COSENZA - Nel corso dell’incontro odierno con il commissario straordinario dell’ASP di Cosenza, Vitaliano De Salazar, la vicepresidente della Commissione Sanità del Consiglio regionale, Rosellina Madeo, ha espresso forte preoccupazione per le persistenti disparità nell’accesso alle cure sul territorio provinciale, in particolare a danno delle aree interne e più svantaggiate.
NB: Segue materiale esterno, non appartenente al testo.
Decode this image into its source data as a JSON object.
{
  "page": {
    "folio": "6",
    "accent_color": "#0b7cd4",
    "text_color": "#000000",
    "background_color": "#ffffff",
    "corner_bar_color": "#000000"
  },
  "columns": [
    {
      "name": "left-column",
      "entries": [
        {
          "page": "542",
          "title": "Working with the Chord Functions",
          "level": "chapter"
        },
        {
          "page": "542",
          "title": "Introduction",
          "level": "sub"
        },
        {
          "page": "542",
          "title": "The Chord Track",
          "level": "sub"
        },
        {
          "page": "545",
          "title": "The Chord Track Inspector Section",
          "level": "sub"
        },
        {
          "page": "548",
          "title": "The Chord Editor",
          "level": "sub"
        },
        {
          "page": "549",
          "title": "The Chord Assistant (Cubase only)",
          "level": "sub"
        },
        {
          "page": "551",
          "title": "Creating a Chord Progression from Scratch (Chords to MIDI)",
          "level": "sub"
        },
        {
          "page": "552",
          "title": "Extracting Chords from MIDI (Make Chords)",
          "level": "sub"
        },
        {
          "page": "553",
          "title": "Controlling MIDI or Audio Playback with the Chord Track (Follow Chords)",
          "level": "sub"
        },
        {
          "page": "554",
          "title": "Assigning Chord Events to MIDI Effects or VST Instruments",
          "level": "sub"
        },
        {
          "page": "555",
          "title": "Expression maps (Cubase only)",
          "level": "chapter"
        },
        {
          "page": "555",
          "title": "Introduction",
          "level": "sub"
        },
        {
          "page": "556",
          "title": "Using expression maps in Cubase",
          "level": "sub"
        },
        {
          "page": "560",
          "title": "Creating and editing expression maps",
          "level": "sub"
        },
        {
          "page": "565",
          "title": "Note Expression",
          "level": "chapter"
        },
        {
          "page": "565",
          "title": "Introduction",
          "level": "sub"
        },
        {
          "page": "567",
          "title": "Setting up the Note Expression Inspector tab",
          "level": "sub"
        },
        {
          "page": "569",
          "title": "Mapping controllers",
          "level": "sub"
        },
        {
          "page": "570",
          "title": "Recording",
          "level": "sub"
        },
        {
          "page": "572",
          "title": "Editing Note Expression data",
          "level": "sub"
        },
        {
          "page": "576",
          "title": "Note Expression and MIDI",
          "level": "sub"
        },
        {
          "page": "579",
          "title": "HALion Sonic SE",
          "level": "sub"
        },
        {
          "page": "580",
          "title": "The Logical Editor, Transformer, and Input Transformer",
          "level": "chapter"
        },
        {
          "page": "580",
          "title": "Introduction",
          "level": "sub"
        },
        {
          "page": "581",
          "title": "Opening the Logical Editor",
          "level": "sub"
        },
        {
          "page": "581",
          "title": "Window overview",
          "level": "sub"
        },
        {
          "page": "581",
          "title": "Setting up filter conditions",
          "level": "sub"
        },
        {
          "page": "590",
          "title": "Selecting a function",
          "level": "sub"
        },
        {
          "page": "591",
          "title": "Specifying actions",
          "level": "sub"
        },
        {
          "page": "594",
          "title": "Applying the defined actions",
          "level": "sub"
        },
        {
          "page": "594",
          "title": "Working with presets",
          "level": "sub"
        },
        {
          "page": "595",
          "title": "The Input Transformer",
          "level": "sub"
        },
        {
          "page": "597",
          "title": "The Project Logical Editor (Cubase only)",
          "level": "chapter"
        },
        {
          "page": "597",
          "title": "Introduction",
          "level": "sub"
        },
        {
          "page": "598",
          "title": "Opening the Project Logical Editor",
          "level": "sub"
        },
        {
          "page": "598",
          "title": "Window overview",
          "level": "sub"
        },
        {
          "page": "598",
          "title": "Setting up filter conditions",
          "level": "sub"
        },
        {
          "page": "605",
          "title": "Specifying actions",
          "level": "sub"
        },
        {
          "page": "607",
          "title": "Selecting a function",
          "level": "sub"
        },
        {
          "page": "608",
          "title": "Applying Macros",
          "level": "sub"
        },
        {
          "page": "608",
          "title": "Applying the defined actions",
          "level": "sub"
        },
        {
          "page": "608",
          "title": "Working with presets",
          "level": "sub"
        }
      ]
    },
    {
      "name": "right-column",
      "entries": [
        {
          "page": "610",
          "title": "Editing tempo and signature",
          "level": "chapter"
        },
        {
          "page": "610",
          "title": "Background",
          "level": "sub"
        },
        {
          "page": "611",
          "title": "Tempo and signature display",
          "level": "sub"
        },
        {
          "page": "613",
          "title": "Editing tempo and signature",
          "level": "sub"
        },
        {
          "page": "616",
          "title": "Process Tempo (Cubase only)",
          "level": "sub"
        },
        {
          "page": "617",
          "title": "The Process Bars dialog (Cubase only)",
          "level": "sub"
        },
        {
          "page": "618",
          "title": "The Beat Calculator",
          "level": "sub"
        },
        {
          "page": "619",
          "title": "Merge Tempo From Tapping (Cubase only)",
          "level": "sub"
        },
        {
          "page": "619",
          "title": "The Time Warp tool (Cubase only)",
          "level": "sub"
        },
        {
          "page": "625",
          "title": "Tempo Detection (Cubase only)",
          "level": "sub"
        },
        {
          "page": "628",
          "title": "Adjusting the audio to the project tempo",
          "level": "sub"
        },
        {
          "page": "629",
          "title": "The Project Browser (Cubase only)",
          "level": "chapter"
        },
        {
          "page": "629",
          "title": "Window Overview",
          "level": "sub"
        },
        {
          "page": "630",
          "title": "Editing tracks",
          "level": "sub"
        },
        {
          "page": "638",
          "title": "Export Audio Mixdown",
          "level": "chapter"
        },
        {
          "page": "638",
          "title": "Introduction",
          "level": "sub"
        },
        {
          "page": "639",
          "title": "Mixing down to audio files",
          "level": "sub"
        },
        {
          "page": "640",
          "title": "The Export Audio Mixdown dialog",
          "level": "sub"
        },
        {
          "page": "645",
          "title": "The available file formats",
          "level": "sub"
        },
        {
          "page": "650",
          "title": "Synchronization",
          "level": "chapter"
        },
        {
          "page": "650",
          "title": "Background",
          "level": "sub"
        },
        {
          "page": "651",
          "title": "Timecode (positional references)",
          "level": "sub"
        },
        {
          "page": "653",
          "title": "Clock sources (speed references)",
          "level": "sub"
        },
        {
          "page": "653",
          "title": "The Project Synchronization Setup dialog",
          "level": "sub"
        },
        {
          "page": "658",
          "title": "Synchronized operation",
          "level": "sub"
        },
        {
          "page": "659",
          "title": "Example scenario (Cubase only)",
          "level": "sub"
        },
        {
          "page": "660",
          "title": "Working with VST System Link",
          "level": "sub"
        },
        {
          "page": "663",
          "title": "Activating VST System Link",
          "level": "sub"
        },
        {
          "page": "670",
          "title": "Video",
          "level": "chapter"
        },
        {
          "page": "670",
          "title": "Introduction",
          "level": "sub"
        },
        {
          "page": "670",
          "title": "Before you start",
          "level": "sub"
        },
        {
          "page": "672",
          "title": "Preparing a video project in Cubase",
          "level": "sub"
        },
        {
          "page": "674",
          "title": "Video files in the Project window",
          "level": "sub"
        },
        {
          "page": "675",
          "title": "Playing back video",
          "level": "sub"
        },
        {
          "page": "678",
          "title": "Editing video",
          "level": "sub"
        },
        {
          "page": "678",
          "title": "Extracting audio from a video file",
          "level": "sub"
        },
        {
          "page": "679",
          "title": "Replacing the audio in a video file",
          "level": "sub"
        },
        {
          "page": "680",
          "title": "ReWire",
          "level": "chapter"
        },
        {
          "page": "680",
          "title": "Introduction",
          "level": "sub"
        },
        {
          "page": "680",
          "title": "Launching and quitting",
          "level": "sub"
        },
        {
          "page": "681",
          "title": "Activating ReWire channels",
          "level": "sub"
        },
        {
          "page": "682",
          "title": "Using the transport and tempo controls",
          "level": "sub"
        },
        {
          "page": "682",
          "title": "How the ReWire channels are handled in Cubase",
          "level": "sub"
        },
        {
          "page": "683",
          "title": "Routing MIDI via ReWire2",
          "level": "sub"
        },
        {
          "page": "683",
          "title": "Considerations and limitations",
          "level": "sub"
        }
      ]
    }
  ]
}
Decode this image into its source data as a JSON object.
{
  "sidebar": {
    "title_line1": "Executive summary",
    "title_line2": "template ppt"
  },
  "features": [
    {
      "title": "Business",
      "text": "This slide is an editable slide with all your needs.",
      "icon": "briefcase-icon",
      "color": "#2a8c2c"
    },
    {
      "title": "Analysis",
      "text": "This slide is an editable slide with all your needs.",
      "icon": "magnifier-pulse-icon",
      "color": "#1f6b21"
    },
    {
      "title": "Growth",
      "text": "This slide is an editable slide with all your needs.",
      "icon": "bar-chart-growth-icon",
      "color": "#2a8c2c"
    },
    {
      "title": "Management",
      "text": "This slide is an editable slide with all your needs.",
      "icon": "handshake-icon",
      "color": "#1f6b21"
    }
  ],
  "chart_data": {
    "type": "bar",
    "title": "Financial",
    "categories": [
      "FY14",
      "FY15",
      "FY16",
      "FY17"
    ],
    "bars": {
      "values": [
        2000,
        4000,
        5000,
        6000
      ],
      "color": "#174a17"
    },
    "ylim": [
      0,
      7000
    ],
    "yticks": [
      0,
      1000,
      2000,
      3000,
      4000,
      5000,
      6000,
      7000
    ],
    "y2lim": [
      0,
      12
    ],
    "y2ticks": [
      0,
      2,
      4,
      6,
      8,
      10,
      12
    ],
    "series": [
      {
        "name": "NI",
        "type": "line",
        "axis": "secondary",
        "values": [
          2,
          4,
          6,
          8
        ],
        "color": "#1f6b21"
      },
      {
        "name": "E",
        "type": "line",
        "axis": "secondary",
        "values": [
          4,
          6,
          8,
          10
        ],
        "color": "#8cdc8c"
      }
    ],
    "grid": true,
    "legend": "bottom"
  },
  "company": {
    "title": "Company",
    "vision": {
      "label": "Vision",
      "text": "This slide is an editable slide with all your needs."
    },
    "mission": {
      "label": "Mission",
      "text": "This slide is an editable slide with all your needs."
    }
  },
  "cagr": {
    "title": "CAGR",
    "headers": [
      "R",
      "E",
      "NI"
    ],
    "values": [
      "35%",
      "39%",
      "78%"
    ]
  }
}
La consigliera Madeo ha inoltre evidenziato come l’assenza di scelte chiare e tempestive in ambito organizzativo e programmatorio rischi di non garantire risposte adeguate ai bisogni di salute dei cittadini, alimentando un clima di incertezza e di scarsa serenità nell’utenza. In tale contesto, è stato sottolineato come le proteste giuste e sacrosante che stanno giungendo da più parti del territorio, a partire dal Comune di Longobucco, non possano lasciare indifferenti le istituzioni e quanti hanno responsabilità nel governo della sanità calabrese.
In risposta alle considerazioni avanzate, il commissario straordinario De Salazar ha confermato la sua presenza a Longobucco per giovedì 5 febbraio e assicurato la propria disponibilità a effettuare una visita istituzionale presso gli ospedali di Corigliano e Rossano. Inoltre ha annunciato l'avvio di un percorso di lavoro finalizzato alla definizione di un progetto di telemedicina, quale strumento strategico per rafforzare la continuità assistenziale e ridurre le disuguaglianze territoriali nell’erogazione dei servizi sanitari.
L’incontro si è svolto in un clima di confronto istituzionale e costruttivo, con l’obiettivo condiviso di individuare soluzioni concrete capaci di restituire fiducia ai cittadini e garantire uniformità di cura sull’intero territorio provinciale.